Ren se retourna dans le lit, posant les petits endormis entre nous.

— Je ne sais pas. Si elle attend trop, ça risque d’énerver et d’exciter ses sœurs. Et, à terme, de provoquer des disputes.

Ren coucha délicatement les petits dans leur panier, me laissant réfléchir à tout ce qu’il venait de me dire. Je me tournai vers lui, observant l’air mélancolique qu’il affichait en regardant nos enfants dormir.

— Eux, au moins, ne connaîtront pas ça, dit-il en suivant du doigt la ligne qui courrait de leur nuque à leur queue. Mais est-ce qu’ils trouveront leur place, dans cet univers ?

Je posai une main rassurante sur celle de Ren.

— J’en suis sûre, fis-je avec le plus de conviction possible.

— Je regrette que mes parents ne soient pas là, lâcha Ren soudainement. J’aurais aimé qu’ils te connaissent et voient nos petits.

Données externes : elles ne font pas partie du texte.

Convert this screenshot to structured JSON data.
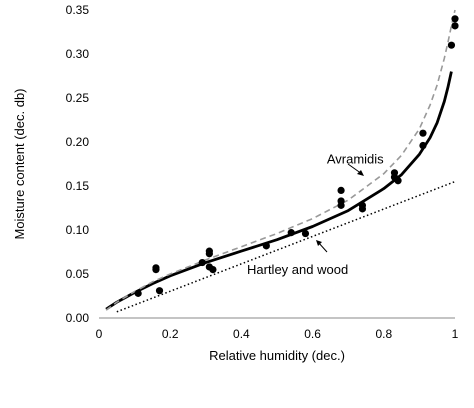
{
  "chart_data": {
    "type": "scatter",
    "xlabel": "Relative humidity (dec.)",
    "ylabel": "Moisture content (dec. db)",
    "xlim": [
      0,
      1
    ],
    "ylim": [
      0,
      0.35
    ],
    "x_ticks": [
      "0",
      "0.2",
      "0.4",
      "0.6",
      "0.8",
      "1"
    ],
    "y_ticks": [
      "0.00",
      "0.05",
      "0.10",
      "0.15",
      "0.20",
      "0.25",
      "0.30",
      "0.35"
    ],
    "grid": false,
    "series": [
      {
        "style": "markers",
        "color": "#000000",
        "x": [
          0.11,
          0.16,
          0.16,
          0.17,
          0.29,
          0.31,
          0.31,
          0.31,
          0.32,
          0.47,
          0.54,
          0.58,
          0.68,
          0.68,
          0.68,
          0.74,
          0.74,
          0.83,
          0.83,
          0.84,
          0.91,
          0.91,
          0.99,
          1.0,
          1.0
        ],
        "y": [
          0.028,
          0.057,
          0.055,
          0.031,
          0.063,
          0.076,
          0.073,
          0.058,
          0.055,
          0.082,
          0.097,
          0.096,
          0.145,
          0.133,
          0.128,
          0.128,
          0.124,
          0.165,
          0.16,
          0.156,
          0.21,
          0.196,
          0.31,
          0.34,
          0.332
        ]
      },
      {
        "style": "solid",
        "color": "#000000",
        "x": [
          0.02,
          0.05,
          0.1,
          0.15,
          0.2,
          0.3,
          0.4,
          0.5,
          0.6,
          0.7,
          0.8,
          0.85,
          0.9,
          0.93,
          0.95,
          0.97,
          0.98,
          0.99
        ],
        "y": [
          0.01,
          0.018,
          0.029,
          0.039,
          0.048,
          0.063,
          0.076,
          0.089,
          0.104,
          0.122,
          0.147,
          0.163,
          0.186,
          0.205,
          0.222,
          0.246,
          0.262,
          0.28
        ]
      },
      {
        "name": "Avramidis",
        "style": "dashed",
        "color": "#999999",
        "x": [
          0.02,
          0.05,
          0.1,
          0.15,
          0.2,
          0.3,
          0.4,
          0.5,
          0.6,
          0.7,
          0.8,
          0.85,
          0.9,
          0.93,
          0.95,
          0.97,
          0.98,
          0.99,
          1.0
        ],
        "y": [
          0.009,
          0.018,
          0.03,
          0.041,
          0.05,
          0.066,
          0.081,
          0.096,
          0.113,
          0.134,
          0.164,
          0.185,
          0.215,
          0.242,
          0.265,
          0.295,
          0.313,
          0.332,
          0.35
        ]
      },
      {
        "name": "Hartley and wood",
        "style": "dotted",
        "color": "#000000",
        "x": [
          0.05,
          1.0
        ],
        "y": [
          0.007,
          0.155
        ]
      }
    ],
    "annotations": [
      {
        "text": "Avramidis",
        "x": 0.64,
        "y": 0.18
      },
      {
        "text": "Hartley and wood",
        "x": 0.5,
        "y": 0.057
      }
    ]
  }
}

Je pressai à nouveau sa main.

— Moi aussi, j’aurais aimé les connaître, lui assurai-je (même si la seule idée de rencontrer ces deux terribles ædhil affamés de tueries m’aurait terrifiée). Je voudrais tout savoir de toi, Ren.

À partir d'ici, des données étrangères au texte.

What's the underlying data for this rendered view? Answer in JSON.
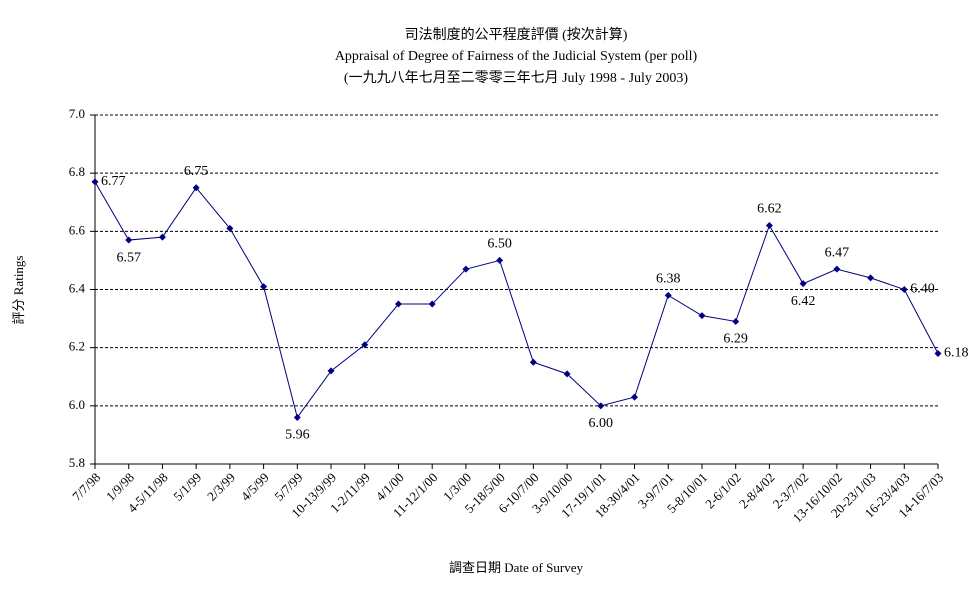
{
  "chart_data": {
    "type": "line",
    "title": "司法制度的公平程度評價 (按次計算)",
    "subtitle": "Appraisal of Degree of Fairness of the Judicial System (per poll)",
    "subtitle2": "(一九九八年七月至二零零三年七月 July 1998 - July 2003)",
    "y_label": "評分 Ratings",
    "x_label": "調查日期 Date of Survey",
    "categories": [
      "7/7/98",
      "1/9/98",
      "4-5/11/98",
      "5/1/99",
      "2/3/99",
      "4/5/99",
      "5/7/99",
      "10-13/9/99",
      "1-2/11/99",
      "4/1/00",
      "11-12/1/00",
      "1/3/00",
      "5-18/5/00",
      "6-10/7/00",
      "3-9/10/00",
      "17-19/1/01",
      "18-30/4/01",
      "3-9/7/01",
      "5-8/10/01",
      "2-6/1/02",
      "2-8/4/02",
      "2-3/7/02",
      "13-16/10/02",
      "20-23/1/03",
      "16-23/4/03",
      "14-16/7/03"
    ],
    "series": [
      {
        "name": "Ratings",
        "color": "#000080",
        "values": [
          6.77,
          6.57,
          6.58,
          6.75,
          6.61,
          6.41,
          5.96,
          6.12,
          6.21,
          6.35,
          6.35,
          6.47,
          6.5,
          6.15,
          6.11,
          6.0,
          6.03,
          6.38,
          6.31,
          6.29,
          6.62,
          6.42,
          6.47,
          6.44,
          6.4,
          6.18
        ],
        "value_labels": [
          "6.77",
          "6.57",
          null,
          "6.75",
          null,
          null,
          "5.96",
          null,
          null,
          null,
          null,
          null,
          "6.50",
          null,
          null,
          "6.00",
          null,
          "6.38",
          null,
          "6.29",
          "6.62",
          "6.42",
          "6.47",
          null,
          "6.40",
          "6.18"
        ]
      }
    ],
    "ylim": [
      5.8,
      7.0
    ],
    "yticks": [
      {
        "value": 5.8,
        "label": "5.8"
      },
      {
        "value": 6.0,
        "label": "6.0"
      },
      {
        "value": 6.2,
        "label": "6.2"
      },
      {
        "value": 6.4,
        "label": "6.4"
      },
      {
        "value": 6.6,
        "label": "6.6"
      },
      {
        "value": 6.8,
        "label": "6.8"
      },
      {
        "value": 7.0,
        "label": "7.0"
      }
    ],
    "grid": true
  }
}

Il se tourna vers moi et me regarda. Ses yeux étaient tellement brillants que je pouvais presque en voir la pupille avec ma vision limitée d’humaine.

— J’aurais aimé rencontrer tes parents, aussi, admit-il. Est-ce que tu penses qu’ils auraient apprécié notre union et la famille qu’on forme ?

Je souris en me remémorant la bizarrerie des goûts et des idées de mon père.

— Avant de perdre la tête, mon père était un ingénieur aux vues idéalistes, qui fut parmi les premiers à militer pour la reconnaissance des robots techniques et des exo comme sapiens. Je suis sûre que tu te serais très bien entendu avec lui. Quant à ma mère, dans mon souvenir, elle était douce et gentille comme Dea. J’ai peu de souvenirs de mes deux frères, mais je me rappelle que je les adorais, et que j’étais très admirative d’eux. Donc, oui, je pense que ma famille t’aurait accepté, Ren, et qu’ils auraient trouvé nos enfants très mignons.

Pour toute réponse, Ren me serra contre sa poitrine. J’imagine qu’il ne pouvait pas me dire que ses parents m’auraient accepté de la même façon : son père aurait sans doute voulu me violer, et sa mère, me tuer. Ou peut-être pas.

— Peut-être qu’on retrouvera mon père, sur Kharë, entendis-je Ren murmurer. S’il a été vu il y a vingt mille ans et qu’il n’a pas réussi à trouver Tyrn-an-nnagh, il n’y a aucune raison pour qu’il ne soit pas encore vivant quelque part, ou même réincarné.

La joue collée contre le torse de Ren, j’ouvris de grands yeux terrifiés. Heureusement, Ren ne pouvait pas me voir.

Je lui frottai la hanche d’une caresse réconfortante. Pour moi, il était sûr et certain que Śimrod Surinthiel était mort de muil ou dans quelque bataille suicidaire où il s’était engagé pour mettre fin à ses jours : malgré le souhait de Ren et l’aura certes fascinante de ce personnage, ce n’était sans doute pas un mal.